In einem kontroversen Vorschlag hat Allianz-Chef Oliver Bäte kürzlich empfohlen, die Lohnfortzahlung am ersten Krankheitstag abzuschaffen. Stattdessen möchte er die Einführung eines sogenannten Karenztags etablieren, an dem Arbeitnehmer die Kosten für den ersten Krankheitstag selbst tragen müssten. Der Grund für diese Forderung ist die hohe Zahl an Krankmeldungen in Deutschland, die als finanzielles Problem für Arbeitgeber wahrgenommen wird. Laut ZVW beziehen sich die Vorschläge von Bäte auf Zahlen des Statistischen Bundesamtes, die einen Durchschnitt von 15,1 krankheitsbedingten Fehltagen pro Arbeitnehmer im Jahr 2023 zeigen.

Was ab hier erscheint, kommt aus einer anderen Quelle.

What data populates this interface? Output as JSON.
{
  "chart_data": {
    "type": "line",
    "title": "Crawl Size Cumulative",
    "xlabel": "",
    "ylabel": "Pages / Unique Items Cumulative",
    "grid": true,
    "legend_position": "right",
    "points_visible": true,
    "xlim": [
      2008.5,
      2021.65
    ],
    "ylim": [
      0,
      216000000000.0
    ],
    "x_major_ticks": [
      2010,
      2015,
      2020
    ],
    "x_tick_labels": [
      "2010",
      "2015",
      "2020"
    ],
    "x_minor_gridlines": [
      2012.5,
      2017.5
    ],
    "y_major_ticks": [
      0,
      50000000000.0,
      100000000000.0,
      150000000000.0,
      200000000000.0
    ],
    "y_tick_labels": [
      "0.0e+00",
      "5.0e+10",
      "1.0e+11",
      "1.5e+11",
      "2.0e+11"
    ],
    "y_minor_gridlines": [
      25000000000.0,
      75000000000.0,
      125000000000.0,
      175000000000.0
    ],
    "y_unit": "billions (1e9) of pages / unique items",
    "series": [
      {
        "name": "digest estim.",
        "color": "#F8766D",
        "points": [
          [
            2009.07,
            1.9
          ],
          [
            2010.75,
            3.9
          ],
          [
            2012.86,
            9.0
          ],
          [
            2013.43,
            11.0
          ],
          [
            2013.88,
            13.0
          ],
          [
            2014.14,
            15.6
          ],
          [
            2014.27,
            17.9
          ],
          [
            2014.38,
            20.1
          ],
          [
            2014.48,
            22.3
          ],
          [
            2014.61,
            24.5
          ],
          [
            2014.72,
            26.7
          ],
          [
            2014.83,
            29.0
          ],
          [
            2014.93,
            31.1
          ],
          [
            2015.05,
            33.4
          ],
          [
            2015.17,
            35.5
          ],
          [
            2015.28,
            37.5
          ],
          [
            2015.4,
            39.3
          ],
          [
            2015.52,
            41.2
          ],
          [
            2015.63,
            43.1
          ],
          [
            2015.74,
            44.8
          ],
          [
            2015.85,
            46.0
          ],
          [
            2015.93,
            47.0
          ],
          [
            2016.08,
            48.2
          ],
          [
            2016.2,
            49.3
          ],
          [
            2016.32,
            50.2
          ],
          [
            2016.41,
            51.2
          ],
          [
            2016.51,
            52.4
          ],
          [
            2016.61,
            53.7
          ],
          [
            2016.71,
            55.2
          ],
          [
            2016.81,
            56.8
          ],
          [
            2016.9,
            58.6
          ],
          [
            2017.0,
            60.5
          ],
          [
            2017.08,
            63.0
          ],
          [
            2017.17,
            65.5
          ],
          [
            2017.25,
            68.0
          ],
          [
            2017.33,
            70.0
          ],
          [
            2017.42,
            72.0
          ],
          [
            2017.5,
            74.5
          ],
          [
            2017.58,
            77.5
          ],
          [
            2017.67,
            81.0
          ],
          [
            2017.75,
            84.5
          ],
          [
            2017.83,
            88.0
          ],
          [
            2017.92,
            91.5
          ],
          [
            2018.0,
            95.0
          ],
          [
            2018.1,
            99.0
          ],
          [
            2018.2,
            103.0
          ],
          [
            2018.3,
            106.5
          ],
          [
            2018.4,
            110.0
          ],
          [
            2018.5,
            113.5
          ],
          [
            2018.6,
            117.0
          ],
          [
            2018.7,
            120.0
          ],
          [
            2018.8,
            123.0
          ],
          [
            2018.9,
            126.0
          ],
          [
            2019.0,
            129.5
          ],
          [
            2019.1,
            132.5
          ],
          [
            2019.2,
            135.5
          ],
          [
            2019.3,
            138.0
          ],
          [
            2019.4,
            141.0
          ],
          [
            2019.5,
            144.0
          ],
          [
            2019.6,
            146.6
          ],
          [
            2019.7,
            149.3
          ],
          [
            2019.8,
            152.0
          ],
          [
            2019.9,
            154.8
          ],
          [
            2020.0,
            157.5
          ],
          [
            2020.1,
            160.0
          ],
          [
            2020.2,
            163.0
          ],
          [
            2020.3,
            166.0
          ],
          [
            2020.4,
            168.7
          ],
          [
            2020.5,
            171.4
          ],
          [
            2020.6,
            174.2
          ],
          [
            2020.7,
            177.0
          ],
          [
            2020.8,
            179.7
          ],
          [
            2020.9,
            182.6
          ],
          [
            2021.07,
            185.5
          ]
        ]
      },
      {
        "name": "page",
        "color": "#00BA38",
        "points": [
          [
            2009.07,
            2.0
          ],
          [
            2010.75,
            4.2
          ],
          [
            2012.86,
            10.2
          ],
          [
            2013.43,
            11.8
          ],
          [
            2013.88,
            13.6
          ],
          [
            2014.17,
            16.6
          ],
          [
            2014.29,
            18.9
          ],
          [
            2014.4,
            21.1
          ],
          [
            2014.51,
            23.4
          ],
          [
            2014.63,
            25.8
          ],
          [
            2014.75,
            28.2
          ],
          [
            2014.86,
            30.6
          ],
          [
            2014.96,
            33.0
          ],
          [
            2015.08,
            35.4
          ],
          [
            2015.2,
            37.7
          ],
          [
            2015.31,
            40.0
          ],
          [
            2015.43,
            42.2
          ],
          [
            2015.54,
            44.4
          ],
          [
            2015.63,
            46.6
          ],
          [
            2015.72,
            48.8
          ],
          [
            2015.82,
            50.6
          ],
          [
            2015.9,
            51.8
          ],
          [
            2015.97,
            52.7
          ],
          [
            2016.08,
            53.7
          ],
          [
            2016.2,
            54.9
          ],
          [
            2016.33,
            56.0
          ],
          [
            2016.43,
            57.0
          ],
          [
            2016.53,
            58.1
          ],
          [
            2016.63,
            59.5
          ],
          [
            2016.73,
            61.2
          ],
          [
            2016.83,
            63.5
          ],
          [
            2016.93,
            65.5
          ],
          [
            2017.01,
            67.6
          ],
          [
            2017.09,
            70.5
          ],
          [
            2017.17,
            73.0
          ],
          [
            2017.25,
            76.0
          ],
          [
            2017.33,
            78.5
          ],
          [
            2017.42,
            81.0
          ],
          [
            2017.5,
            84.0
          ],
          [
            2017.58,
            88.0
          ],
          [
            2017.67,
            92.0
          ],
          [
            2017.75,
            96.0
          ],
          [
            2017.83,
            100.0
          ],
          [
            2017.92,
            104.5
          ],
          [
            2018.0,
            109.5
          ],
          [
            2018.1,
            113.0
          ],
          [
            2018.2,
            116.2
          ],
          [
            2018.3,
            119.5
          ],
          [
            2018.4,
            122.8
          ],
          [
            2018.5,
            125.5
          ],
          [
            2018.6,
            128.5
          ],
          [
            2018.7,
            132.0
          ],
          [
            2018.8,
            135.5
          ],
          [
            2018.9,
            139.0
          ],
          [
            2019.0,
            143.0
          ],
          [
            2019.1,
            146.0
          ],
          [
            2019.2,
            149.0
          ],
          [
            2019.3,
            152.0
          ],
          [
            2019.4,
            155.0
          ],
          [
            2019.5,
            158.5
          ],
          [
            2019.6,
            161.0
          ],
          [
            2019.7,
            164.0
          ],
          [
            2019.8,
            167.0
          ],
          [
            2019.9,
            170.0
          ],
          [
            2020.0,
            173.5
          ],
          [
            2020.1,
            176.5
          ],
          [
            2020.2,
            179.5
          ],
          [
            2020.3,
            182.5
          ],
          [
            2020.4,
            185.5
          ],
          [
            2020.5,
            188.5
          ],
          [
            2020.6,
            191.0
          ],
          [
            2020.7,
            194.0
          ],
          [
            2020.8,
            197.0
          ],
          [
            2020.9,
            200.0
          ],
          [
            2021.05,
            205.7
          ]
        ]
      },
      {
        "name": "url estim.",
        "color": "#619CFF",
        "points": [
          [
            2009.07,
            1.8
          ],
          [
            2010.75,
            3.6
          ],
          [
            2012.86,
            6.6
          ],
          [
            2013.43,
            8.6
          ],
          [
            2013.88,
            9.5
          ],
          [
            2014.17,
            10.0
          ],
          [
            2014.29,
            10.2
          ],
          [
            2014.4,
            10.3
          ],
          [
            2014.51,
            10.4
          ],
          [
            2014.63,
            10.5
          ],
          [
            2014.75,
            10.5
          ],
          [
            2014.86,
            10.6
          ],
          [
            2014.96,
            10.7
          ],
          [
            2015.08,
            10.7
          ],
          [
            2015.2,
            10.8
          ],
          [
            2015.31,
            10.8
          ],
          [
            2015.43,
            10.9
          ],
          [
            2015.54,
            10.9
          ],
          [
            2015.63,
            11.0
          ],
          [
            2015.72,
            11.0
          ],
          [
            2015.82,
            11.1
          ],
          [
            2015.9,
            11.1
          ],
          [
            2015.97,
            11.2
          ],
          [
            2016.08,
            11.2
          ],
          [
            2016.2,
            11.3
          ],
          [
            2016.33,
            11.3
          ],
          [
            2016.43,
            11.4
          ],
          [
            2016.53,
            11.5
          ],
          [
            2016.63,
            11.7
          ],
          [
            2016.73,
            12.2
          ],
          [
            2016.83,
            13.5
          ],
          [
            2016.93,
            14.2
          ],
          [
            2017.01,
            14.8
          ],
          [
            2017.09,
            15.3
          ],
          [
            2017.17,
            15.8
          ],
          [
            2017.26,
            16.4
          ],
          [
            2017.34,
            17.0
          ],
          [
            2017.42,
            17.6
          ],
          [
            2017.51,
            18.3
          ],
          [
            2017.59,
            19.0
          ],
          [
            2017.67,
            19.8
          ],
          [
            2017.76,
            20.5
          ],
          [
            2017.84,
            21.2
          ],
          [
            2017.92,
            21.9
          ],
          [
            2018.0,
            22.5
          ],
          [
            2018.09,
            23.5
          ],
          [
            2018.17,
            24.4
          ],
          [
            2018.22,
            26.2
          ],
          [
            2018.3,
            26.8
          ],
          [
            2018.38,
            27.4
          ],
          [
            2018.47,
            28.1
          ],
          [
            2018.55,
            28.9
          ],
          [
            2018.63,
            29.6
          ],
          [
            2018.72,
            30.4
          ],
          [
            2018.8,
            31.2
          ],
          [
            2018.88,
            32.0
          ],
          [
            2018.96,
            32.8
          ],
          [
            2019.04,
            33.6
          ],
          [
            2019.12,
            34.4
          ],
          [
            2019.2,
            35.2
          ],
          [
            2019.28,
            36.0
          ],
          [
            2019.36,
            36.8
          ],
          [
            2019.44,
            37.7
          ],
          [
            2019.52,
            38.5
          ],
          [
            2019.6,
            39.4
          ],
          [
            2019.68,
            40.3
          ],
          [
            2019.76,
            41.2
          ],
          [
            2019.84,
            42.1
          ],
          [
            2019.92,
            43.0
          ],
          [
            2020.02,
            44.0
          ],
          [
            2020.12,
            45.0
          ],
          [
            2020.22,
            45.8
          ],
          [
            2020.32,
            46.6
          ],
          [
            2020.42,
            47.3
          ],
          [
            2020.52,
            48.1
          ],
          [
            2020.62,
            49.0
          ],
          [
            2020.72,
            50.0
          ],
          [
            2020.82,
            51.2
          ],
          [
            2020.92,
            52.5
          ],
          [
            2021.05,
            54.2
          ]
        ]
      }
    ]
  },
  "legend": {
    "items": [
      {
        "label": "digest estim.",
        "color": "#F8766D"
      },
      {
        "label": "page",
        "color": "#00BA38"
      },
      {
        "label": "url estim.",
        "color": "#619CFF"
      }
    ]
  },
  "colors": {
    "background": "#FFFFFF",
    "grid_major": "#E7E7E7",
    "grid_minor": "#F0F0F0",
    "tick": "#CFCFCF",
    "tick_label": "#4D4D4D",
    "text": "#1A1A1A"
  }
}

Die DAK-Gesundheit gibt an, dass mehr als die Hälfte der Versicherten im Jahr 2023 mindestens einmal krankgeschrieben war, mit einem Durchschnitt von 20 Fehltagen pro Kopf. Diese hohen Werte stehen in scharfem Kontrast zum europäischen Durchschnitt, der laut Berichten lediglich acht Krankheitstage pro Jahr beträgt. Arbeitgeber müssen momentan ab dem ersten Krankheitstag den vollen Lohn weiterzahlen, was die potenziellen Einsparungen durch die noch nicht ausgezahlten Löhne stark machen könnte.
Ein Umdenken im Krankheitsmanagement
Bäte argumentiert, dass durch die Einführung von Karenztagen die Kosten für den ersten Krankheitstag auf die Arbeitnehmer verlagert werden könnten. Nur bei Vorlage einer ärztlichen Arbeitsunfähigkeitsbescheinigung würde dann Lohn für diesen Tag gezahlt. Er schätzt, dass die Abschaffung der Lohnfortzahlung für nicht ärztlich nachgewiesene Krankmeldungen Unternehmen jährlich bis zu 77 Milliarden Euro einsparen könnte. Zudem könnte die Gesetzesänderung auch den Krankenkassen 19 Milliarden Euro einsparen, was insgesamt rund 6 Prozent der gesamten Sozialausgaben in Deutschland entspricht, verglichen mit lediglich 3,5 Prozent im EU-Durchschnitt.
Das Thema der Krankentage ist ein zentrales Anliegen in Europa. Länder wie Frankreich, Luxemburg und das Vereinigte Königreich haben unterschiedliche Regelungen bezüglich der Lohnfortzahlung im Krankheitsfall, was sich auf die Höhe des Krankengeldes auswirkt. In Frankreich beispielsweise beträgt das Krankengeld normalerweise 50 % des Referenzlohns, in Luxemburg erhalten Arbeitnehmer für eine Zeitspanne von bis zu 77 Krankentagen 100 % des Gehalts. Schweden gewährt 80 % des Gehalts für bis zu 364 Tage, während in Deutschland Arbeitnehmer bis zu sechs Wochen volles Gehalt erhalten und danach 70 % für bis zu 78 Wochen innerhalb von drei Jahren.
Der europäische Vergleich
Das Wohl und die Gesundheit der Arbeitnehmer müssen in den Vordergrund gerückt werden, aber auch das finanzielle Gleichgewicht der Arbeitgeber ist von Bedeutung. Ein Vergleich der Krankentage zeigt, dass Deutschland im internationalen Kontext hohen Belastungen ausgesetzt ist. Die verschiedenen Ansätze anderer europäischer Länder, die sich in den Krankengeldleistungen stark unterscheiden, könnten der deutschen Diskussion neue Impulse geben. Während die Reformen von Bäte viele als notwendig erachten, warnen Kritiker vor einer möglichen Verschärfung der Situation für Arbeitnehmer.